When it comes to maintaining data security and privacy, managers are under pressure from all sides – local regulations, investors and tenants. And doing business across different jurisdictions makes life even more complicated.
Catherine Law, head of business development Asia, at SANNE, says: “There are definitely going to be more controls in terms of gathering and use of information. Data privacy is also strongly linked to cybersecurity; managers need to protect and manage their data diligently with smarter use of technology solutions, which some fund administrators offer to managers and investors as part of the fund administration service.”
Different nations have different rules and often a requirement that data collected in a nation’s territory cannot be easily shared overseas.
Kenneth Chiu of Gaw Capital Partners, says: “Historically, we had more flexibility, in terms of geographical location, to choose which cloud servers to use and locate, but now at least we need to maintain one in Hong Kong due to regulatory reasons.
“In future, when we expand into other countries – for example Singapore, where we have a new office – then we also need to have another set of data to be stored locally as well. Fund managers definitely need to invest more in IT infrastructures to cope with technology changes, particularly in the cybersecurity and data protection areas.”
PwC’s Walters adds: “Data regulation is becoming a problem because local regimes don’t always take account of the logistical operations of global businesses.
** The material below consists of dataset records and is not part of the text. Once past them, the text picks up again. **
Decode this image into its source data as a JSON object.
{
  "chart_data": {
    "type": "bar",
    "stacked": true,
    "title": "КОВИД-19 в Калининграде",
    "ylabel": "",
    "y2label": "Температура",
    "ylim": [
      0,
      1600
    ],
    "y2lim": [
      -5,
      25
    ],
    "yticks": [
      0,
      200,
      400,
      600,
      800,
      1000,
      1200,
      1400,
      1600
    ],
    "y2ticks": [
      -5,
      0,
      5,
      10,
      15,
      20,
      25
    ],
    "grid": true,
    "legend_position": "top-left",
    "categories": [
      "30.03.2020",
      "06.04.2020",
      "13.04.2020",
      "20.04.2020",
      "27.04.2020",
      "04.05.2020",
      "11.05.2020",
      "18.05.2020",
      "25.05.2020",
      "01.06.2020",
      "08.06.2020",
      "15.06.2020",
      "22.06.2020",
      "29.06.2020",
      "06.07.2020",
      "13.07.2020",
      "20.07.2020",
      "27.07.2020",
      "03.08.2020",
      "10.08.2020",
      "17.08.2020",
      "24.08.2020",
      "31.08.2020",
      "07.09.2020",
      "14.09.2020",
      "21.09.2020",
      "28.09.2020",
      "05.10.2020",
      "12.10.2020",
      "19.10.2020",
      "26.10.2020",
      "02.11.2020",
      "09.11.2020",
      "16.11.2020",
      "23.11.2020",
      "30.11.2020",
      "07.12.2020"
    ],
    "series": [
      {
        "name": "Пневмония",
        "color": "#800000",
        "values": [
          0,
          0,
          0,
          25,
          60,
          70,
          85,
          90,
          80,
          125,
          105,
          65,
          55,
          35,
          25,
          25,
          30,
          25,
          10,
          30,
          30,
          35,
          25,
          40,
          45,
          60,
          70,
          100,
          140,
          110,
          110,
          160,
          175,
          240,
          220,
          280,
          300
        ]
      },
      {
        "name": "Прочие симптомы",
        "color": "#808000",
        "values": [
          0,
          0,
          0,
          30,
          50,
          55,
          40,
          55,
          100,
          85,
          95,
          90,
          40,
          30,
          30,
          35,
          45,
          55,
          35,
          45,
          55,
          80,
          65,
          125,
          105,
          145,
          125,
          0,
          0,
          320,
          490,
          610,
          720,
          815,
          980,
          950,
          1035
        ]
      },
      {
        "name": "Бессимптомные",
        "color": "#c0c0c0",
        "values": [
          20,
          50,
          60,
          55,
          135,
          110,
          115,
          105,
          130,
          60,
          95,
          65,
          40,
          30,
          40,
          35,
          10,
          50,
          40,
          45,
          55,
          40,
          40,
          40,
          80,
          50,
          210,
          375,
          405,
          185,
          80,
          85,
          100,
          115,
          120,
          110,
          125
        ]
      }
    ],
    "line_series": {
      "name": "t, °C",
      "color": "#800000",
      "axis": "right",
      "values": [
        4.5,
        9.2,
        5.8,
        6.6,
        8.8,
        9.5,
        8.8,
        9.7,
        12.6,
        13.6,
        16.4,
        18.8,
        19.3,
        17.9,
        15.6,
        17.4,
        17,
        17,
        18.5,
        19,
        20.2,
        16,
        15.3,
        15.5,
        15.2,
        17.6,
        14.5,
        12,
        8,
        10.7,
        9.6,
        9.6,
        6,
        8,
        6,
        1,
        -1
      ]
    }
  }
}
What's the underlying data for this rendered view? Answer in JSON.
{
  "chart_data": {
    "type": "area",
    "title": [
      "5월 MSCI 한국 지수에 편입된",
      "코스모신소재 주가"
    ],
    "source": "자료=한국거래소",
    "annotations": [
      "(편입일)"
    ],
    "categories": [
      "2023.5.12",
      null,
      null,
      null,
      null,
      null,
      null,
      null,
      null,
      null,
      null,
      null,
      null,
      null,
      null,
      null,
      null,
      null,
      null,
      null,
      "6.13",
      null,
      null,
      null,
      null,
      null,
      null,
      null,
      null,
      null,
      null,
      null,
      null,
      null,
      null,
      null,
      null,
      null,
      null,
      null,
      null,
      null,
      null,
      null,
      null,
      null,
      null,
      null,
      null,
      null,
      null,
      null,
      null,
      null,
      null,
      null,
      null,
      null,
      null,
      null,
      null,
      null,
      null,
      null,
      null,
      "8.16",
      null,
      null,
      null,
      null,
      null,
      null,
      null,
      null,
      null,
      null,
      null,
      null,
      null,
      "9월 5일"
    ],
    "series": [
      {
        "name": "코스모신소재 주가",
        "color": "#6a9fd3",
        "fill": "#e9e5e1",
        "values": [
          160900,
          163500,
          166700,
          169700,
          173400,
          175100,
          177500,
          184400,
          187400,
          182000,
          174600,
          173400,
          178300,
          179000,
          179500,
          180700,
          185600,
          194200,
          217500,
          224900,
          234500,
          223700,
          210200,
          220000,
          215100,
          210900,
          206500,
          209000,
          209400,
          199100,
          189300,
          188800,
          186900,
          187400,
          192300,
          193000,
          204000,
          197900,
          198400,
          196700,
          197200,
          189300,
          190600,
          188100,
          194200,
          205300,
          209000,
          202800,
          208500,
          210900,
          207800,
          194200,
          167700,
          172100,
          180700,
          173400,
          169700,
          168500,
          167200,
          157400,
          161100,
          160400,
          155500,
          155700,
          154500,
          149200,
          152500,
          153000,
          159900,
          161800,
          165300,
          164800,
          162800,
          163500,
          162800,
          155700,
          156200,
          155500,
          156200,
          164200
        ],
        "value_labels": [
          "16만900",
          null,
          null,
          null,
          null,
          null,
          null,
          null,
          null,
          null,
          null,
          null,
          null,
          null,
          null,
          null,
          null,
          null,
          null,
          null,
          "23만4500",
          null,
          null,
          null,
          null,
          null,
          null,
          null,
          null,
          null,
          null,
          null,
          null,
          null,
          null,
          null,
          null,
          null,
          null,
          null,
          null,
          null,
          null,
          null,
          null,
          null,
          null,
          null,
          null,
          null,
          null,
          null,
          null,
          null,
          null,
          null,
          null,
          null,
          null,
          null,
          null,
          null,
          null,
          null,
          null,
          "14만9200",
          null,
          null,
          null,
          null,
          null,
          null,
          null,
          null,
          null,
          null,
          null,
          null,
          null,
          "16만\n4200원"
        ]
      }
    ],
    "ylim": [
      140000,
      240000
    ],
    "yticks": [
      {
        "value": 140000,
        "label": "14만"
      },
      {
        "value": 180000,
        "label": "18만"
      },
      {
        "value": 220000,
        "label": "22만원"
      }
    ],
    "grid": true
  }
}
For example, we have global clients operating cross-border that need to manage data globally, but must dump data from the cloud to a physical local server every night in order to stay within electronic data storage regulations.
Europe shows the way
Data security and privacy are also subjects where Europe has taken a lead and so where European investors are leaning on Asian managers. Carsten Kebbedies of Nuveen Real Estate, says: “There is regulatory pressure on data privacy and ESG from regulators in Asia-Pacific but the first pressures in this regard came from European investors.
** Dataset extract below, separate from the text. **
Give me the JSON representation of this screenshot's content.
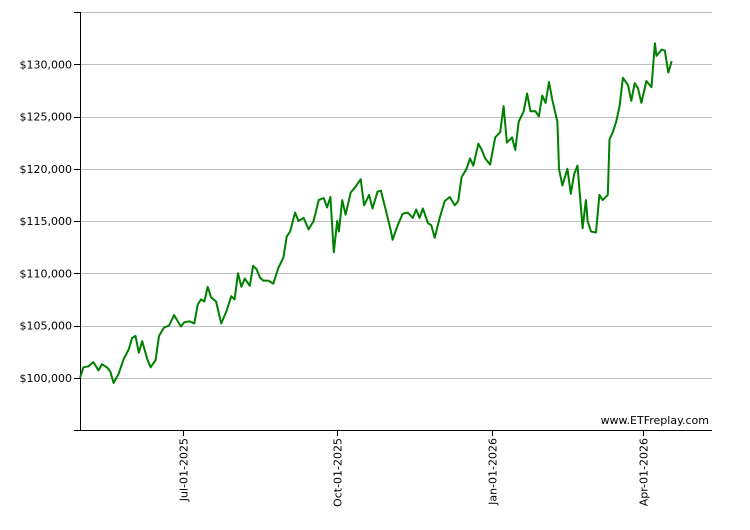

“It started in Europe with the General Data Protection Regulation (GDPR); that was when people began to take data regulation more seriously. From there it moved over to the US and now it’s arriving in Asia. However, the investors brought these concerns to Asia even before the regulators took it into their own hands.”
There is also a political aspect to data and privacy laws. China recently imposed a national security law on Hong Kong, which could have an impact on data management for companies operating in sensitive sectors. However, Chiu says: “This law actually covers many different activities and they also talk about data assessment; the government may want to access the data. In real estate we are OK in this regard because we are not in a very sensitive industry.
“Our main concern is about banking service; for instance, some international banks are under pressure from both the Chinese and UK government. As a responsible manager, we need to ensure our treasury functions are smooth and safe, and be able to move money as needed in extreme situations.”
The amount of data collected by the real estate industry, if not quite in ‘big data’ territory, is increasing exponentially and dealing with it in a manner which pleases clients and regulators is going to be a vexing ongoing topic for managers, although not uniquely in Asia-Pacific.
“Data is a problem everywhere in the world,” says Kebbedies. “Sometimes it seems as if we will have to print and store it locally to comply, as if we were back in the 1980s!”